The Scaida BrainCT system directly addresses this problem. This AI decision-support module assists radiologists with multi-pathology brain CT analysis. To date, clinicians have used it in over 15,000 brain CT studies across more than 30 Tier-2 and Tier-3 facilities. The system speeds up interpretation while a radiologist retains final sign-off authority. This model perfectly reflects the SAHI vision of bringing high-quality care to every geography.

AI-Powered Accessibility for the Visually Impaired

In India, blind and visually impaired citizens face persistent barriers. Reading PDFs, textbooks, and official documents without assistance proves difficult. SMARTON resolves this through an AI-powered, voice-first accessibility ecosystem. It combines computer vision, natural language processing, and speech technology. Additionally, it supports 50 languages, including 10 Indian languages. Currently, SMARTON empowers over 15,000 users to access education and participate fully in society.

The Future of AI, Genomics, and Drug Discovery

Diversity in Genomic Data Is Urgent

Harvard Medical School’s Jonathan Picker highlighted a critical gap during the India AI Impact Summit. Genomics has yet to transform daily medicine because diverse data remains scarce. AI tools trained on limited populations fail to serve global communities effectively. Therefore, diversifying genomic datasets is a pressing priority.

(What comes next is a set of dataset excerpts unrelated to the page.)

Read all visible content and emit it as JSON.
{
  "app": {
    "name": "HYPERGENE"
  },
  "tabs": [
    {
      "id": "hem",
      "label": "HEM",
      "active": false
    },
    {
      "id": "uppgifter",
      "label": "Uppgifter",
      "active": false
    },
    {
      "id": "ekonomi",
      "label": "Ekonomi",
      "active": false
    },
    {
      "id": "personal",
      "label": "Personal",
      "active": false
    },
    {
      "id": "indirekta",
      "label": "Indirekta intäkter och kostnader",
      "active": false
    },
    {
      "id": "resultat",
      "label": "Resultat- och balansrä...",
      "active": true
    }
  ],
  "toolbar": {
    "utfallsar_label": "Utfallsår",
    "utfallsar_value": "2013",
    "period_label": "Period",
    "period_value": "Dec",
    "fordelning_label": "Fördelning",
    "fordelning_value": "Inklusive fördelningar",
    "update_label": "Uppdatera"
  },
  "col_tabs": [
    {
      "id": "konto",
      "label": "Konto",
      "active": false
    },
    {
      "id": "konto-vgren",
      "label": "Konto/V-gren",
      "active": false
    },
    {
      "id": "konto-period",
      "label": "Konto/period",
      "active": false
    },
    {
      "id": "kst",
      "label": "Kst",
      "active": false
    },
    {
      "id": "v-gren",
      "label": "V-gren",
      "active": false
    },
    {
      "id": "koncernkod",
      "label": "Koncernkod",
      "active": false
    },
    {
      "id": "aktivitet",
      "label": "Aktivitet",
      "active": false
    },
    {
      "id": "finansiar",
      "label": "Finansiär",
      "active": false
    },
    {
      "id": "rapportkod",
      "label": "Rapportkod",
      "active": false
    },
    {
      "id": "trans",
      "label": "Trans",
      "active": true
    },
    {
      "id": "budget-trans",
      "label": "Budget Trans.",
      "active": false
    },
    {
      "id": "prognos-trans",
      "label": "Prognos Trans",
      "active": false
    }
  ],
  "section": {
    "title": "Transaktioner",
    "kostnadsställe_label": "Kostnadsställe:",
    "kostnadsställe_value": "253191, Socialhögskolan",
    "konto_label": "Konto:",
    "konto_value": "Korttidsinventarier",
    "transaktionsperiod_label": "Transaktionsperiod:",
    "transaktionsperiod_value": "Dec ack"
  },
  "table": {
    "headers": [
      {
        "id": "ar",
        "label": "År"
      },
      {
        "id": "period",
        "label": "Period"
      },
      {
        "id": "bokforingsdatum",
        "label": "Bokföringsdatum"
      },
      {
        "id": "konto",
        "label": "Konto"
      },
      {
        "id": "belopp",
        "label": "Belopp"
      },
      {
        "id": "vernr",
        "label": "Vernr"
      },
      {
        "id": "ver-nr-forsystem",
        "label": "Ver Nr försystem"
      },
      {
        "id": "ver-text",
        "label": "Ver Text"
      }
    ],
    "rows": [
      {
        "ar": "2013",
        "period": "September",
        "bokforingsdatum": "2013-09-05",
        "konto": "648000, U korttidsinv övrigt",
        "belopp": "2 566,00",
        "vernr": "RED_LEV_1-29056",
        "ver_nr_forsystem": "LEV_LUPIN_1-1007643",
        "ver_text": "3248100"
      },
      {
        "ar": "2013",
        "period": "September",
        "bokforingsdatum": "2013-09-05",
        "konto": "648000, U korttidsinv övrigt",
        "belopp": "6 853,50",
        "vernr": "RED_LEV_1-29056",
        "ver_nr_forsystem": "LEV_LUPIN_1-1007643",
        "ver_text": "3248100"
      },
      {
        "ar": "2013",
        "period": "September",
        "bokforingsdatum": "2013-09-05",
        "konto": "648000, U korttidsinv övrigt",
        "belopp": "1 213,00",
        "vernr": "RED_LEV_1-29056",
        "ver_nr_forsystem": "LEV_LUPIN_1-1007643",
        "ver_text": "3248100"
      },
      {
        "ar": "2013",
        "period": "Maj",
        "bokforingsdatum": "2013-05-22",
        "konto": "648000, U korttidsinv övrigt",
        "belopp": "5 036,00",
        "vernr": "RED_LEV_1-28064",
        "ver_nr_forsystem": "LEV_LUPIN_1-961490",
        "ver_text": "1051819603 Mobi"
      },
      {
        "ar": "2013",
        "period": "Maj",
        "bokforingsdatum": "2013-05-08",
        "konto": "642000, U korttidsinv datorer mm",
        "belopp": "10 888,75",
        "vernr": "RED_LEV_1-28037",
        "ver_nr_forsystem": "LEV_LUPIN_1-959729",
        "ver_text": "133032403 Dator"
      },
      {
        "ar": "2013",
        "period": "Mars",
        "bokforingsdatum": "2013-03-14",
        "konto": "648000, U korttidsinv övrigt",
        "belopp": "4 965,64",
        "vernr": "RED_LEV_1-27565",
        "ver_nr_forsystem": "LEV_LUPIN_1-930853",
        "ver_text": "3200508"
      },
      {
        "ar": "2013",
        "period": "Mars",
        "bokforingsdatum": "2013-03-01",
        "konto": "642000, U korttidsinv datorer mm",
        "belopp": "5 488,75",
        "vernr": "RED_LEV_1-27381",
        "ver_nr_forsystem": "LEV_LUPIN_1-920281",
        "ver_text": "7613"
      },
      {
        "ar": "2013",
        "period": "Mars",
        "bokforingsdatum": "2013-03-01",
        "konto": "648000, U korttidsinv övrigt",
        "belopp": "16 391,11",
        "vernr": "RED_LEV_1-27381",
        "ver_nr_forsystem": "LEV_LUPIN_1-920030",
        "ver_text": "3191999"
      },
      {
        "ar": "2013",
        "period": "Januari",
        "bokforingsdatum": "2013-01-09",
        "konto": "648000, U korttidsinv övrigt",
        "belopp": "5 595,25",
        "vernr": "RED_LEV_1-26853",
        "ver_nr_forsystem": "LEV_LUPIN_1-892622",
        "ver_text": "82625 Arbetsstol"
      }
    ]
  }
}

  • Two-to-Five Year Outlook: AI will extract most actionable insights from existing medical research.
  • The 100 Million Goal: The field needs genomic data from at least 100 million people to move beyond diminishing returns.

Governance Gap and the Duty of Care

Why Trust Is the Deciding Factor

Experts at the India AI Impact Summit stressed a clear point. Innovative AI tools proliferate rapidly. Yet successful implementation demands a holistic approach. Government policy must align with global institutional norms. Above all, trust is the single most important factor for investment and adoption.

Two Core Priorities for Governance

Panelists identified two critical priorities:

  • Backbone Capacity: Nations must invest strategically to build regulatory institutions. These institutions oversee AI systems for safety, bias mitigation, data protection, and cybersecurity.
  • Duty of Care: Developers, deployers, and governments must commit to safeguarding public trust. AI systems must minimise harm, prevent medical errors, and protect patient safety and equity.

Conclusion: Building AI for Every Indian

India’s AI healthcare journey converges on one urgent message. Transformative potential can only materialise on a foundation of trust, ethics, and inclusion. Closing diagnostic gaps and eliminating algorithmic bias require deliberate policy choices and diverse, high-quality data.

India holds a unique advantage. Its vast, diverse population, growing digital infrastructure, and wealth of medical and engineering talent position it to lead globally. The #AIforAll vision demands nothing less — an AI ecosystem that works for every patient, in every region, regardless of income, language, or geography.